🤖 AI Summary
Existing language models lack systematic evaluation in generating procedural video code that is both spatially accurate and temporally coherent. This work proposes PRISM—a large-scale bilingual instruction-to-code benchmark—and introduces a four-tier funnel-based evaluation framework assessing code executability, spatial layout correctness, Procedural Audiovisual Dynamic Visual Complexity (PADVC), and Temporal Density (TD).
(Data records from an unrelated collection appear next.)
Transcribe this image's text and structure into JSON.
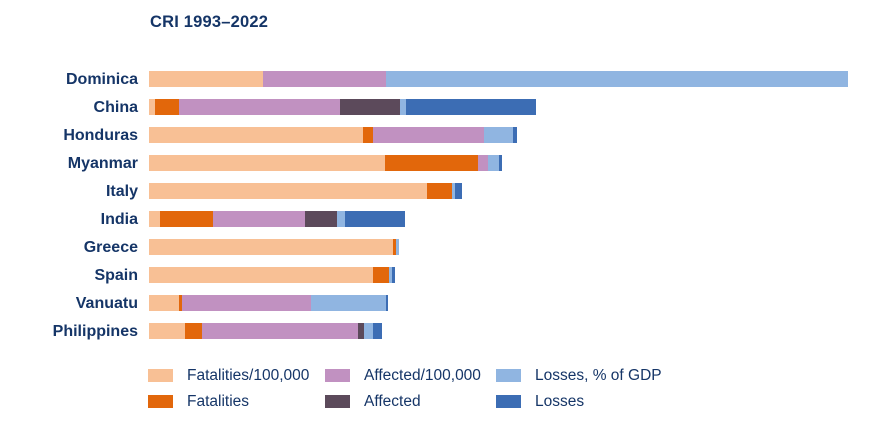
{
  "title": "CRI 1993–2022",
  "colors": {
    "light_orange": "#F8C095",
    "dark_orange": "#E2670B",
    "purple": "#C191C1",
    "dark_purple": "#5C4A5B",
    "light_blue": "#90B5E1",
    "dark_blue": "#3C6DB4",
    "text_navy": "#153567"
  },
  "legend": [
    {
      "label": "Fatalities/100,000",
      "color": "#F8C095"
    },
    {
      "label": "Fatalities",
      "color": "#E2670B"
    },
    {
      "label": "Affected/100,000",
      "color": "#C191C1"
    },
    {
      "label": "Affected",
      "color": "#5C4A5B"
    },
    {
      "label": "Losses, % of GDP",
      "color": "#90B5E1"
    },
    {
      "label": "Losses",
      "color": "#3C6DB4"
    }
  ],
  "chart_data": {
    "type": "bar",
    "orientation": "horizontal",
    "stacked": true,
    "title": "CRI 1993–2022",
    "grid": false,
    "axes_shown": false,
    "legend_position": "bottom",
    "categories": [
      "Dominica",
      "China",
      "Honduras",
      "Myanmar",
      "Italy",
      "India",
      "Greece",
      "Spain",
      "Vanuatu",
      "Philippines"
    ],
    "value_note": "segment lengths estimated in pixels from the unlabeled axis",
    "series": [
      {
        "name": "Fatalities/100,000",
        "color": "#F8C095",
        "values": [
          114,
          6,
          214,
          236,
          278,
          11,
          244,
          224,
          30,
          36
        ]
      },
      {
        "name": "Fatalities",
        "color": "#E2670B",
        "values": [
          0,
          24,
          10,
          93,
          25,
          53,
          3,
          16,
          3,
          17
        ]
      },
      {
        "name": "Affected/100,000",
        "color": "#C191C1",
        "values": [
          123,
          161,
          111,
          10,
          0,
          92,
          0,
          0,
          129,
          156
        ]
      },
      {
        "name": "Affected",
        "color": "#5C4A5B",
        "values": [
          0,
          60,
          0,
          0,
          0,
          32,
          0,
          0,
          0,
          6
        ]
      },
      {
        "name": "Losses, % of GDP",
        "color": "#90B5E1",
        "values": [
          462,
          6,
          29,
          11,
          3,
          8,
          3,
          3,
          75,
          9
        ]
      },
      {
        "name": "Losses",
        "color": "#3C6DB4",
        "values": [
          0,
          130,
          4,
          3,
          7,
          60,
          0,
          3,
          2,
          9
        ]
      }
    ],
    "totals": [
      699,
      387,
      368,
      353,
      313,
      256,
      250,
      246,
      239,
      233
    ]
  }
}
We uncover, for the first time, the “execution–spatial gap”: executable code does not necessarily yield spatially consistent visual outputs. Evaluations on seven mainstream large language models using real-world knowledge visualization scenarios reveal an average 41% drop in pass rates from execution to spatial correctness, highlighting critical deficiencies in spatiotemporal reasoning. Our contribution establishes the first systematic evaluation framework and reliable benchmark for procedural video generation.
📝 Abstract
Programmatic video generation through code offers geometric precision and temporal coherence beyond pixel-level diffusion models, yet rigorously evaluating whether language models can produce spatially correct animated outputs remains an open problem. We introduce PRISM, a large-scale benchmark of 10,372 human-calibrated instruction-code pairs (20 times larger than prior programmatic video generation benchmarks), grounded in real-world knowledge visualization scenarios across English and Chinese and spanning 437 subject categories. We further propose a funnel-style evaluation framework with four complementary metrics: Code-Level Reliability for executability, Spatial Reasoning for layout correctness over full animation sequences, and Prompt-Aware Dynamic Visual Complexity (PADVC) and Temporal Density (TD) for diagnosing dynamic expression and temporal activity. Systematic evaluation of seven mainstream LLMs reveals a striking Execution-Spatial Gap: the average drop from execution success rate to spatial pass rate is approximately 41%, showing that runnable code does not necessarily yield spatially coherent visual output. These findings show that programmatic video generation evaluation should go beyond executability. PRISM provides a principled benchmark for advancing spatially coherent code generation.